Conceição, eu me lembro muito bem…

Publicado por Antonio Carlos Santini 12 de junho de 2023
Conceição RV

Conceição RV

O leitor me perdoe, mas não é a Conceiçããão do Caubi Peixoto. É outra.

A Conceição que não me sai da memória é a cidadezinha banhada pelo Rio Verde, onde passei os quatro anos do curso ginasial. Ali, aonde cheguei de calças curtas, podado das raízes paternas aos dez anos e meio de idade, dividíamos nosso tempo entre as aulas do Ginásio São José, a nossa “roça” de café, milho e feijão, e, óbvio, o campo de futebol.

Sim, eu me lembro muito bem de Conceição do Rio Verde. Tínhamos até piscina, um luxo para aqueles tempos! A bem da verdade, nem sempre podíamos usá-la, pois a água não era tratada e com frequência passava a ser habitada por notável população de vermes e outros micro-organismos inconfessáveis.

Foi naquela piscina que arranjei uma cicatriz no couro cabeludo, tentando mergulhar de costas, a partir da mureta do lava-pés. Afinal, se o mestre mandar, faremos todos. Paulo Veronese foi à frente, desafiando os outros. Eu tentei. Acordei nos braços de um colega salva-vidas. As compressas de azeite do Irmão Antônio reduziram um pouco a pelada resultante…

O campo de futebol era de terra batida. Não tinha sequer aquela suave camada de areia fina que premiava o campo dos “maiores”. Joelhos ralados, cotovelos estropiados, banhos de lama no tempo das chuvas, valia tudo em nosso campeonato.

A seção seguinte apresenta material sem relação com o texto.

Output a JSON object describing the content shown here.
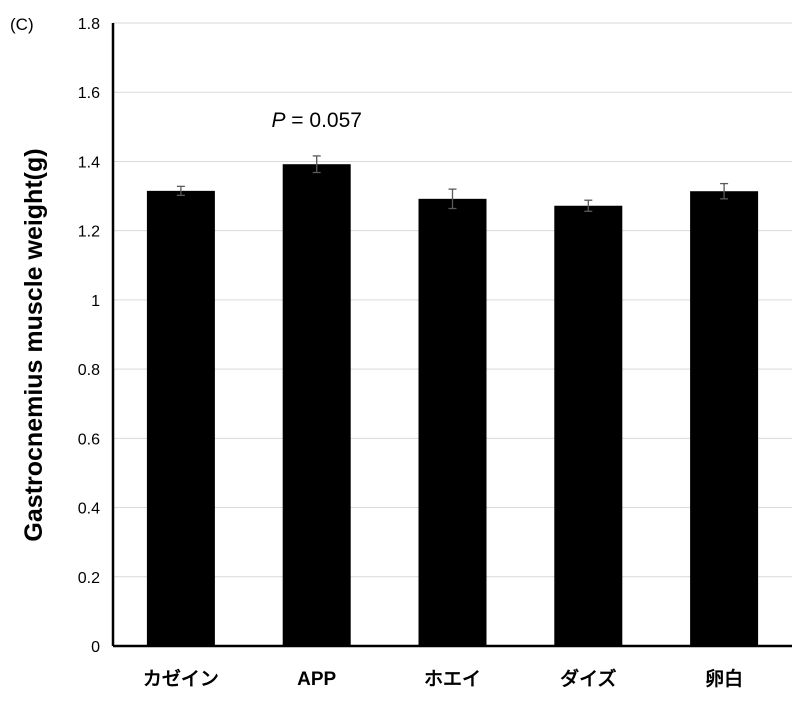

Aliás, se me lembro tão bem, é que tenho à minha frente o álbum de retratos com as fotos batidas pelo saudoso Padre André Antonini. Aqui está o time do Bangu, camisetas listradas de vermelho e branco, na vertical. Pela ordem, da esquerda para a direita: José Maurício, Toninho Pindoia, José Diocésar, Aristeu Baltazar, Wilson Maciel. Geraldo Lemos, José Nunes, Gambá, Caquinho no gol, esparadrapo na testa, José Adão e Hélio Pereira. De apito na boca e blusão de frio, o juiz da partida, Fernando Loesch.

Era o 2º semestre de 1955. Quase 70 anos! Lá no fundo, o bambuzal e aquelas árvores cujas sementes usávamos como “tentos” no jogo de truco, mais tarde proibido pelo novo diretor, disposto a sanear as estruturas do internato. Naquele bendito jogo, apostávamos a sobremesa. Os sinais usados entre os parceiros de truco e “dourada” nos garantiam três ou quatro bananas extras a cada refeição. Também foi proibido, pois feria a virtude da caridade. Bons tempos!

Corria entre os colegas uma extensa biblioteca de livros proibidos, cuja leitura poderia levar os seminaristas em longa procissão para o inferno. Em geral, eram livros de aventuras da coleção Terramarear. Uma das mágoas que guardo daquele tempo é que jamais me passaram “A Vingança do Iroquês”. É muito triste saber que vou morrer com essa lacuna em minha formação literária! Havia também as aventuras do Braço Forte entre os nativos do Marrocos. Uma vez, em pleno retiro espiritual, um dos maiores roubou-me exatamente este romance, que eu lia em profunda meditação.

De vez em quando, passo de ônibus por Conceição do Rio Verde. Abriram por lá uma nova rua que corta em dois o nosso velho campo de futebol. O coração doeu de ver a piscina vazia e, pasmem!, um enorme pé de goiaba crescendo lá dentro, em uma rachadura do concreto. Por essas e outras, não aconselho ninguém a visitar antigos lugares na esperança de reencontrar a infância perdida. Viagens aos seios de Duília só fazem sofrer!

Olho de novo para o retrato. No verso, anotei o resultado da partida final do campeonato, no 2º semestre de 1955. Perdemos, 2 x 1. Fomos vice-campeões. Eram três times.

Afinal, a vida é assim. Não se pode ganhar todas…

Comentários
  • Antonio Angelo 468 dias atrás

    Os que têm mais de 60 sabem sabem a dor e oprazer de infâncias como esta! Concepções de um viver particular de SANTINI,..
    Mas que relembra singulares Conceições onde cada um de nós praticou as artimanhas da infância.